Bautista lo miró de arriba abajo, pensando en la cantidad de borrachos que había visto en su vida, pero había algo distinto en Alberto. Este no estaba pidiendo limosna ni un último trago de aguardiente; estaba pidiendo algo que ni siquiera Bautista podía entender.
—¡Siento que me voy a morir! —sollozó Alberto, y su voz tembló como el viento que azotaba las ventanas—. ¡Por favor, déjeme tomarme un café! Pero no cualquier café, no, señor. Quiero un café especial, uno que nadie jamás haya probado antes.
Bautista, con el corazón dividido entre la razón y la compasión, sintió que debía atender ese último deseo. “¿Y si es cierto? ¿Y si este hombre está por morir?”, pensó. Entonces recordó el cajón de abejas que horas antes su amigo Meliponio, el apicultor, había dejado en el café, diciendo que eran las mejores abejas de la región, productoras de una miel única, inigualable.
Con cuidado, Bautista abrió el cajón y extrajo un trozo de panal grande, dorado, que parecía brillar con luz propia. Decidido, limpió uno de los métodos que acababa de lavar y colocó el panal en su interior. De su alacena sacó el más preciado de sus cafés, un grano tan oscuro que parecía tener atrapadas todas las noches de las montañas cafeteras.
Con movimientos lentos, ceremoniosos, Bautista comenzó a verter el agua caliente sobre el panal. El sonido del agua al caer, ese "glup-glup" que resonaba en la cerámica, hizo que Alberto abriera los ojos como si hubiera visto un milagro. El vapor empezó a subir en espirales, llenando el aire de un aroma penetrante, profundo, que hacía vibrar las paredes del café.
—¡Una taza grande, bien grande! —gritó Alberto, ahora más lúcido que nunca—. ¡La más grande que tengas, Bautista, y si no hay, que la traigan de donde sea!
Bautista, sin decir palabra, tomó la taza más grande del café, una taza que había pertenecido a su abuelo, Don Miguel, y la colocó bajo el método. Cuando el último hilo de café goteó, una luz brillante emergió del líquido, iluminando todo el lugar como si fuera mediodía.
Alberto, con lágrimas en los ojos, gritaba cada vez más fuerte.
—¡Sirvamelo ya, ya, ya! —clamaba—. ¡En la taza grande, bien grande!

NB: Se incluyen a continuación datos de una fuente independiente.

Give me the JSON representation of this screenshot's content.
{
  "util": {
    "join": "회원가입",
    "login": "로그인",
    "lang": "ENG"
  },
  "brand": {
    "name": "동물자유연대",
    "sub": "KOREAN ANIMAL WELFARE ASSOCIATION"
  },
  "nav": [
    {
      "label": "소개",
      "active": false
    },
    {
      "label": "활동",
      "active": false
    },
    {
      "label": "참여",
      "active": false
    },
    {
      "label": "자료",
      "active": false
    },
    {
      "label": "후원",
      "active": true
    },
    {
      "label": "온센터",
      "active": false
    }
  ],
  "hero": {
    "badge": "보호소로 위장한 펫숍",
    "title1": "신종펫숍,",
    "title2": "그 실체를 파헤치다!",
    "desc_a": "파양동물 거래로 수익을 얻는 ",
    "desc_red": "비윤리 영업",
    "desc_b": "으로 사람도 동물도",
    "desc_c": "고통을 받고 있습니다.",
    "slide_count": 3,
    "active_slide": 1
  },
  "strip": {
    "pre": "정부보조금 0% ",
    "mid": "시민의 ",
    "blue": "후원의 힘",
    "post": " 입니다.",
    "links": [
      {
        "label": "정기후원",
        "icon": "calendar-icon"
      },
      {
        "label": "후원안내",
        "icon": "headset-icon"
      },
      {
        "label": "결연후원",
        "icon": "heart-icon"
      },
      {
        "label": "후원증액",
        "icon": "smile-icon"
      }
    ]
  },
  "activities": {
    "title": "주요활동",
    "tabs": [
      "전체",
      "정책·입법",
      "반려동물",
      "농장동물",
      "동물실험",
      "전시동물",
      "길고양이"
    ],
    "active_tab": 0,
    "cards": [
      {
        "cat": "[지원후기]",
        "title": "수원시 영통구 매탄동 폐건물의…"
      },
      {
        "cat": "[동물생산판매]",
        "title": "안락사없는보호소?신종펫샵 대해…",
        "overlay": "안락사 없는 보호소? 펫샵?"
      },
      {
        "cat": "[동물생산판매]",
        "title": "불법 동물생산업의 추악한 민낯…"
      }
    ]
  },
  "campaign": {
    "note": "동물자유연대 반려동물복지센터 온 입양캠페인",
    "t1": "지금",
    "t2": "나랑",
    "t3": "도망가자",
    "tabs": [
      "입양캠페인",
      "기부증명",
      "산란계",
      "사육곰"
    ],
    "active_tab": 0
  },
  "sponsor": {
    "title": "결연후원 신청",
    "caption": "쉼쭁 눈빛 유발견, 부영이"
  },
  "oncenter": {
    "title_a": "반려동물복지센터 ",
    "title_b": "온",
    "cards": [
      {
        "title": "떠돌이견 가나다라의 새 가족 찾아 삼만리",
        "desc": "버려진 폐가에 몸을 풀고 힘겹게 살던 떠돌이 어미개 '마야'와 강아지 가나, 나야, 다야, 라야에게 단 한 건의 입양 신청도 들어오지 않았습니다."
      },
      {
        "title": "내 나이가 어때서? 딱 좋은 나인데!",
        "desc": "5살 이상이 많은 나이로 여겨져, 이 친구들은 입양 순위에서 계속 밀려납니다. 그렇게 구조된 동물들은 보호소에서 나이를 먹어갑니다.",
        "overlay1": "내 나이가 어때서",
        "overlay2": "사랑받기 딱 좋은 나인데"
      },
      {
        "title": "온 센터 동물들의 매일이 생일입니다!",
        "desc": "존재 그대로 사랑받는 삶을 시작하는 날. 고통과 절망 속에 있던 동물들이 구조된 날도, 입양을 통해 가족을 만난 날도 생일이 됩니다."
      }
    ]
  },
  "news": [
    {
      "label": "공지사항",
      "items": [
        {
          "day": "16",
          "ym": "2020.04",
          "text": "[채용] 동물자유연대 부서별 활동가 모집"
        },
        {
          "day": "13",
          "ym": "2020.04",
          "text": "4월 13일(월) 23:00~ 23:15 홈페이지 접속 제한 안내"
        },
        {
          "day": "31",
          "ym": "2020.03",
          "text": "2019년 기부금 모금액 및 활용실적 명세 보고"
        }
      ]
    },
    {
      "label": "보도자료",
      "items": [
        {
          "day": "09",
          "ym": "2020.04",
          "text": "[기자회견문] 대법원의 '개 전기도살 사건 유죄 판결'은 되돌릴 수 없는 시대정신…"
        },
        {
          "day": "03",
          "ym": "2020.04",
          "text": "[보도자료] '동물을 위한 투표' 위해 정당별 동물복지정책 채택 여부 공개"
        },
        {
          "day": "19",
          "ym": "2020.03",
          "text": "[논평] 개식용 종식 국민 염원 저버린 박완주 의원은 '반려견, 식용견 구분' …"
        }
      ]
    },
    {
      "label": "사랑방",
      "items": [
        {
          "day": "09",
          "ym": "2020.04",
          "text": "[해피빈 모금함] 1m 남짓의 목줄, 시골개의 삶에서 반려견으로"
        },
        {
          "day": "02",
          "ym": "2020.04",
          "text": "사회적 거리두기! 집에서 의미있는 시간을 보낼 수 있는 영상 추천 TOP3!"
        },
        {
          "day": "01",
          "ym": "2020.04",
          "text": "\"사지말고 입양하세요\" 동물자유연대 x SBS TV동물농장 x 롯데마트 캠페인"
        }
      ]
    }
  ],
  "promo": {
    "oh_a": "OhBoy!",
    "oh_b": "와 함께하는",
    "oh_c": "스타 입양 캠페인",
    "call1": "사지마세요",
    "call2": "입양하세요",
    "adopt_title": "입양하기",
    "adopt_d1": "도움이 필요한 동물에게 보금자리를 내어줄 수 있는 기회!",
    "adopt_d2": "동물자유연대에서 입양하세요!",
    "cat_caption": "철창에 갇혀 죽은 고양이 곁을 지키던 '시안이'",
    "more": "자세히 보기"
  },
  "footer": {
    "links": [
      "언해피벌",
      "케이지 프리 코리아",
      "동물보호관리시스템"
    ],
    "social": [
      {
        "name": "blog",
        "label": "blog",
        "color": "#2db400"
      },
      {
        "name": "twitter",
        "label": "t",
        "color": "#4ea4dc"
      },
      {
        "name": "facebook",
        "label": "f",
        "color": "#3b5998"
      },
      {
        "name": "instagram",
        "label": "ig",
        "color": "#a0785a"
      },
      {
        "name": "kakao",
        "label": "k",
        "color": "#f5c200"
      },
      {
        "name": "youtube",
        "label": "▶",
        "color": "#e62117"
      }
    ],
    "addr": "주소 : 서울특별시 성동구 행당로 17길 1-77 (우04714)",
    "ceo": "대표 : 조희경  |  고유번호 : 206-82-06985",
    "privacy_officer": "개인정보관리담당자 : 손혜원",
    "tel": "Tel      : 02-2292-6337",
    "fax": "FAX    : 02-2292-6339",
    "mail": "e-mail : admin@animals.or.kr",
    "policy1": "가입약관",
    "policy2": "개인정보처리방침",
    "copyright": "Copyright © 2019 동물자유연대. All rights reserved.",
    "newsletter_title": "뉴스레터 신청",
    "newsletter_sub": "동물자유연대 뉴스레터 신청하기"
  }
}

Bautista obedeció. Con manos temblorosas, sirvió el café en la inmensa taza y se la entregó a Alberto, quien la recibió como quien recibe un tesoro. La abrazó con tanto fervor que parecía que se derretiría en sus brazos.
—¡Miren, miren! —gritaba Alberto, eufórico—. ¡Miren lo que está a punto de suceder!
Con una inhalación profunda, aspiró el aroma del café como si quisiera guardarlo para siempre en su memoria. Primero por una fosa nasal, luego por la otra, después con ambas, hasta abrir la boca y absorber el aroma como si estuviera respirando la vida misma.
—Una cuchara, por favor, una cuchara —pidió, con los ojos brillantes y la voz cargada de emoción.
Bautista le entregó una cuchara, y Alberto, con la delicadeza de un alquimista, la sumergió en la taza y comenzó a sorber con fuerza. Tan fuerte, que el aire alrededor pareció agitarse, y las paredes del café temblaron.
—¡Mírenme, mírenme cómo me lo tomo! ¡Qué ambrosía! —clamaba Alberto, levantando la taza con ambas manos, tan grande que sus brazos parecían temblar bajo el peso—. ¡Mírenme! ¡Hay qué delicia! Gracias, señor, gracias.
Cuando finalmente terminó, bajó la taza con una sonrisa pacífica, agradeció a Bautista con una profunda reverencia y salió del café, perdiéndose en la neblina de la noche, cumpliendo su última voluntad.
Y cuentan los que pasaron por ahí esa noche, que el aroma de ese café especial nunca se desvaneció del todo. Que aún, en las noches de luna llena, un extraño perfume a miel y café recién hecho se filtra por las puertas cerradas de Arte Café. Y Bautista, desde entonces, cada vez que cierra su local, se queda un rato más, esperando a ver si un día, Alberto decide regresar.